In June, when my fears mounted ahead of my total hip replacement surgery, he went the extra mile. He told me, “I will forfeit the next game to be at the hospital with you. There are many more games.” His affirmations became my anchor. When I felt myself slipping in the theatre, one of those affirmations returned to me and gave me strength.
I can go on and on about the impact of those few months of friendship. But I can boldly say that I am a better version of myself now than when I first met him.
Interestingly, I knew I was older than him, but I didn’t care. I mention this because many women shy away from friendships with younger men for various reasons I won't dive into today. But sometimes, age doesn’t matter, what matters is the sincerity of the heart.

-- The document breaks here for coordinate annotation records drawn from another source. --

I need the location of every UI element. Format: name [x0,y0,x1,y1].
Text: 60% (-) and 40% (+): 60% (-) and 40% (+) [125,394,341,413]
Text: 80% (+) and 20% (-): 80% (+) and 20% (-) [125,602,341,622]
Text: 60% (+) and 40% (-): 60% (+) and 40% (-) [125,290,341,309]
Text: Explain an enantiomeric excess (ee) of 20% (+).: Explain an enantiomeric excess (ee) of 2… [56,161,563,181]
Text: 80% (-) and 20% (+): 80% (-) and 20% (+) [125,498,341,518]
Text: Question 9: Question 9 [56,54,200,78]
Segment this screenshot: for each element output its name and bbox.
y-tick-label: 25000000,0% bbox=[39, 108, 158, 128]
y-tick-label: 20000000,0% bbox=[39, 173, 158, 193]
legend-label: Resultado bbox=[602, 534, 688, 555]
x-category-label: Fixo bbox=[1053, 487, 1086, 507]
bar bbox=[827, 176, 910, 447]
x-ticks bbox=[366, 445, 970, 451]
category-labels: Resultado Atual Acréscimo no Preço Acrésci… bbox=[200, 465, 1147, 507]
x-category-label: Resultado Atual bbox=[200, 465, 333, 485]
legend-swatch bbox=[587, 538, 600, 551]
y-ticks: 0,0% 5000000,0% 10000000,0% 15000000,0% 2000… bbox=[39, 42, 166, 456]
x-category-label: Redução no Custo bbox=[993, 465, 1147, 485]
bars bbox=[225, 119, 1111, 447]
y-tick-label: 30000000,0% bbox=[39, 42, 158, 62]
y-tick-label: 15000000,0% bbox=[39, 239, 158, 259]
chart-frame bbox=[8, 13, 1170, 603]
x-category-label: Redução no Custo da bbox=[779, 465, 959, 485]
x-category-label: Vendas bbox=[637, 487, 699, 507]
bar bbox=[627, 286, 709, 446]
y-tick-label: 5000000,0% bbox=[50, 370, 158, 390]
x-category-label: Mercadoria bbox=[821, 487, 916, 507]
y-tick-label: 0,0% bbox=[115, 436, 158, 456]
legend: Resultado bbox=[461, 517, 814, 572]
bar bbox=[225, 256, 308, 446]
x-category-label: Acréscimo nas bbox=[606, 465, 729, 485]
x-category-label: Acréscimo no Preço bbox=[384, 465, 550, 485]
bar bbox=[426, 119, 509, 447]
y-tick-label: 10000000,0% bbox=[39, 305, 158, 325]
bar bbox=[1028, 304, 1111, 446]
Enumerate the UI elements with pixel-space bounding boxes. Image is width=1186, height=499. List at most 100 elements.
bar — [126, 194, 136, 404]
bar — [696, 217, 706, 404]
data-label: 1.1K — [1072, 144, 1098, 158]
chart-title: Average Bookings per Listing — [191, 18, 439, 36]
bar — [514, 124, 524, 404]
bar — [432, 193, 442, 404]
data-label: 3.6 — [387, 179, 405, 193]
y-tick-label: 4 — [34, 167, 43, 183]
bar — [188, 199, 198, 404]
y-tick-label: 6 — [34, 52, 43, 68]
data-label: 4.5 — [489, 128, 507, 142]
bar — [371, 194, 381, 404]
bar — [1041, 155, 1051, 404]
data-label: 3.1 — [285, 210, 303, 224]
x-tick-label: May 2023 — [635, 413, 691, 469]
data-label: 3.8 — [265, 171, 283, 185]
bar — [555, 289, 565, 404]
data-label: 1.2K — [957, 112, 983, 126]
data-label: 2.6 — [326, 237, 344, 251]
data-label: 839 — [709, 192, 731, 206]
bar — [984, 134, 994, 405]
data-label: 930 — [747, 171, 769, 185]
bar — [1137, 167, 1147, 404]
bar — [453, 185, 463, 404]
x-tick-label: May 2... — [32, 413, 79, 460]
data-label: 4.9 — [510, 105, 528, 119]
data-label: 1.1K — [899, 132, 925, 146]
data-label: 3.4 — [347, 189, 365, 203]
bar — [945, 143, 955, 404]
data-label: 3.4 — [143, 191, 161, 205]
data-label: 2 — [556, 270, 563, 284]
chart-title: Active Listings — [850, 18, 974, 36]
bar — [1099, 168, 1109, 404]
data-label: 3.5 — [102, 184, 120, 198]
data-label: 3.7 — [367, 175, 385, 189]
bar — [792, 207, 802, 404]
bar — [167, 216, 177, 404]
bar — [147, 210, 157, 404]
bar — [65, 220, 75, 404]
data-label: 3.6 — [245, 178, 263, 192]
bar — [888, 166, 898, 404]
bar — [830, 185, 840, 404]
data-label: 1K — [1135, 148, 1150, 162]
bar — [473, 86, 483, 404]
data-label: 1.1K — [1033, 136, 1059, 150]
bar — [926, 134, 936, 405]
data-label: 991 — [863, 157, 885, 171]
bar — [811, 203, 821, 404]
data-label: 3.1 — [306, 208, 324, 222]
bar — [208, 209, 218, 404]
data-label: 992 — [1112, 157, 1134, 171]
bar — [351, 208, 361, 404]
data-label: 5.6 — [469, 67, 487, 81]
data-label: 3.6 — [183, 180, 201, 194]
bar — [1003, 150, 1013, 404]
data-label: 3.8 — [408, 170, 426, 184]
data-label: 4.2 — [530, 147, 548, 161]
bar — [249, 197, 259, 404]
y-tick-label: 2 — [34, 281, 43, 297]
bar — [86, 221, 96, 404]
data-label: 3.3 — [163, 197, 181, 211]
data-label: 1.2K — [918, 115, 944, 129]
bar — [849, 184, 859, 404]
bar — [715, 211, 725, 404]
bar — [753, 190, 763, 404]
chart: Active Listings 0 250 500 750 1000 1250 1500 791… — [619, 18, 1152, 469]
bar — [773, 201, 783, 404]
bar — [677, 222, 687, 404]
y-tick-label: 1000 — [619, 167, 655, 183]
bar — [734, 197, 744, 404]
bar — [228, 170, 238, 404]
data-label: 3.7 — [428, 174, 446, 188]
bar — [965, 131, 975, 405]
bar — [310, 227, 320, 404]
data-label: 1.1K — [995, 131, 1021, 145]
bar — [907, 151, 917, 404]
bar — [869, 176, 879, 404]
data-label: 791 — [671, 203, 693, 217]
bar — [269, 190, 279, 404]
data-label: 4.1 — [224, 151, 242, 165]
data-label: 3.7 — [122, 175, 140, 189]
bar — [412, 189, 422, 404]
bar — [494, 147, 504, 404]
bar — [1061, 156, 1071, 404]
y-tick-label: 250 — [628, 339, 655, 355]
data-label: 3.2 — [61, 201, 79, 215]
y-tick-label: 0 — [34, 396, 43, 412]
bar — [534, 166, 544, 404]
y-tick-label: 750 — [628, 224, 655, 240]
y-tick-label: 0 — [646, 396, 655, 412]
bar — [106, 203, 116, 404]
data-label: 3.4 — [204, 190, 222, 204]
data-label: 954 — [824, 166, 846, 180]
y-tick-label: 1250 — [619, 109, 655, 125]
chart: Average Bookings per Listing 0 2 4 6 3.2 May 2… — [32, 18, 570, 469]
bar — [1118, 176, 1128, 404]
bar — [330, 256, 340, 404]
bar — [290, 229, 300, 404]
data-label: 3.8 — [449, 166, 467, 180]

I share this because sometimes, all we need to let go of a bitter past or go through a difficult time is a genuine friend. A shoulder to cry on, a safe space to vent, someone who listens without judgment, and accepts us as we are.
Thank you buddy , for being that gift in my “letting go” season. I may not say it often, but your friendship is truly priceless.
Do you have that one friend in your space? Remember, it’s not about how long you’ve known them, but how far their presence carries you.